Certamente irei me apaixonar por tudo, nossa tantos pontos técnicos que admiro e uma história comovente...tudo em um filme só!
hiahai
bjooo!
xD

Anônimo disse...

opa! tb andava meio sumido, a facul "come" bastante tempo...
mas sabe que eu não consigo gostar de Lavora... sei lá, eu o acho muito pretencioso (coincidentemenente acabei de ler uma matéria sobre o filme em uma evista Época de 2002, imagina só...). Parece muito metido a intelectualóide, cabeção, ams sei que talvez pode ser uma resistência minha ao filme.

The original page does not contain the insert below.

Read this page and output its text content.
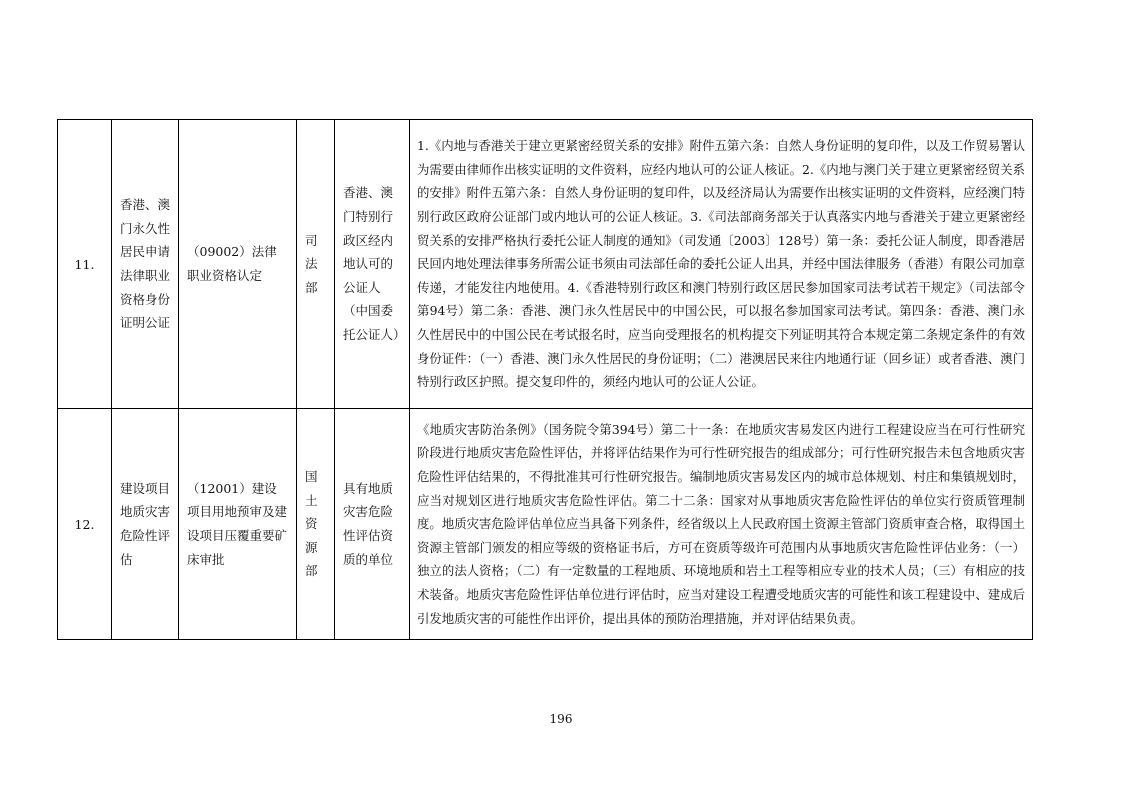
11.	香港、澳门永久性居民申请法律职业资格身份证明公证	（09002）法律职业资格认定	司法部	香港、澳门特别行政区经内地认可的公证人（中国委托公证人）	1.《内地与香港关于建立更紧密经贸关系的安排》附件五第六条：自然人身份证明的复印件，以及工作贸易署认为需要由律师作出核实证明的文件资料，应经内地认可的公证人核证。2.《内地与澳门关于建立更紧密经贸关系的安排》附件五第六条：自然人身份证明的复印件，以及经济局认为需要作出核实证明的文件资料，应经澳门特别行政区政府公证部门或内地认可的公证人核证。3.《司法部商务部关于认真落实内地与香港关于建立更紧密经贸关系的安排严格执行委托公证人制度的通知》（司发通〔2003〕128号）第一条：委托公证人制度，即香港居民回内地处理法律事务所需公证书须由司法部任命的委托公证人出具，并经中国法律服务（香港）有限公司加章传递，才能发往内地使用。4.《香港特别行政区和澳门特别行政区居民参加国家司法考试若干规定》（司法部令第94号）第二条：香港、澳门永久性居民中的中国公民，可以报名参加国家司法考试。第四条：香港、澳门永久性居民中的中国公民在考试报名时，应当向受理报名的机构提交下列证明其符合本规定第二条规定条件的有效身份证件：（一）香港、澳门永久性居民的身份证明；（二）港澳居民来往内地通行证（回乡证）或者香港、澳门特别行政区护照。提交复印件的，须经内地认可的公证人公证。

12.	建设项目地质灾害危险性评估	（12001）建设项目用地预审及建设项目压覆重要矿床审批	国土资源部	具有地质灾害危险性评估资质的单位	《地质灾害防治条例》（国务院令第394号）第二十一条：在地质灾害易发区内进行工程建设应当在可行性研究阶段进行地质灾害危险性评估，并将评估结果作为可行性研究报告的组成部分；可行性研究报告未包含地质灾害危险性评估结果的，不得批准其可行性研究报告。编制地质灾害易发区内的城市总体规划、村庄和集镇规划时，应当对规划区进行地质灾害危险性评估。第二十二条：国家对从事地质灾害危险性评估的单位实行资质管理制度。地质灾害危险评估单位应当具备下列条件，经省级以上人民政府国土资源主管部门资质审查合格，取得国土资源主管部门颁发的相应等级的资格证书后，方可在资质等级许可范围内从事地质灾害危险性评估业务：（一）独立的法人资格；（二）有一定数量的工程地质、环境地质和岩土工程等相应专业的技术人员；（三）有相应的技术装备。地质灾害危险性评估单位进行评估时，应当对建设工程遭受地质灾害的可能性和该工程建设中、建成后引发地质灾害的可能性作出评价，提出具体的预防治理措施，并对评估结果负责。
196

Tenho que rever, mas não consigo me desvincular da imagem e lembrança de chateação que o filme em causou.
abraços

Gustavo H.R. disse...

Esse é um dos poucos filmes nacionais que tem cara de obra-prima, status do qual ele já goza.
Os pontos positivos que você destacou me fazem querer comprar o novo DVD duplo, mas que infelizmente não é otimizado para televisores widescreen.

Cumps.

Dr Johnny Strangelove disse...

Um ... agora que vão lançar a edição especial ... estou realmente ansioso para ver esse filme ...
abraços

Alex Gonçalves disse...

Nunca tive muito tempo para alugar o filme (pela metragem, fica difícil assistir com tranquilidade num corrido final de semana), mas me interesso muito pela produção, que deve, ou já ganhou, uma edição especial em DVD.

Anônimo disse...

O texto ficou bala Dede, muito bom mesmo. E o filme é sem comentários, obra-prima indiscutível do nosso cinema. Tomara que o Luis Fernando Carvalho já esteja preparando um outro filme. Eu só não entendi essa do Wiliam de Miojogirl, como assim? Bjs!!!

Art in Shapes disse...

Acabei de assistir ao filme. Impressionante! Havia lido o livro há alguns anos e posso dizer que o filme chega a ser tão bom ou até melhor que o original de Raduan. Parabéns pelo texto! Bjs

Unknown disse...

é, simplesmente, o filme brasileiro mais lindo!!!

Unknown disse...

Nossa, esse livro marcou tanto a minha vida, mas tanto, que tenho uma relação mal estabelecida com o filme, que ainda não vi. Sei da existência dele, mas mantenho certa distância.

Porém, está nos meus planos vê-lo. O time por trás das câmeras é sensacional, como você relatou aí na sua resenha. Walter Carvalho é mestre!

Abs.

PS: se você não leu o livro, vale a pena! A linguagem é completamente inovadora, décadas após a sua publicação.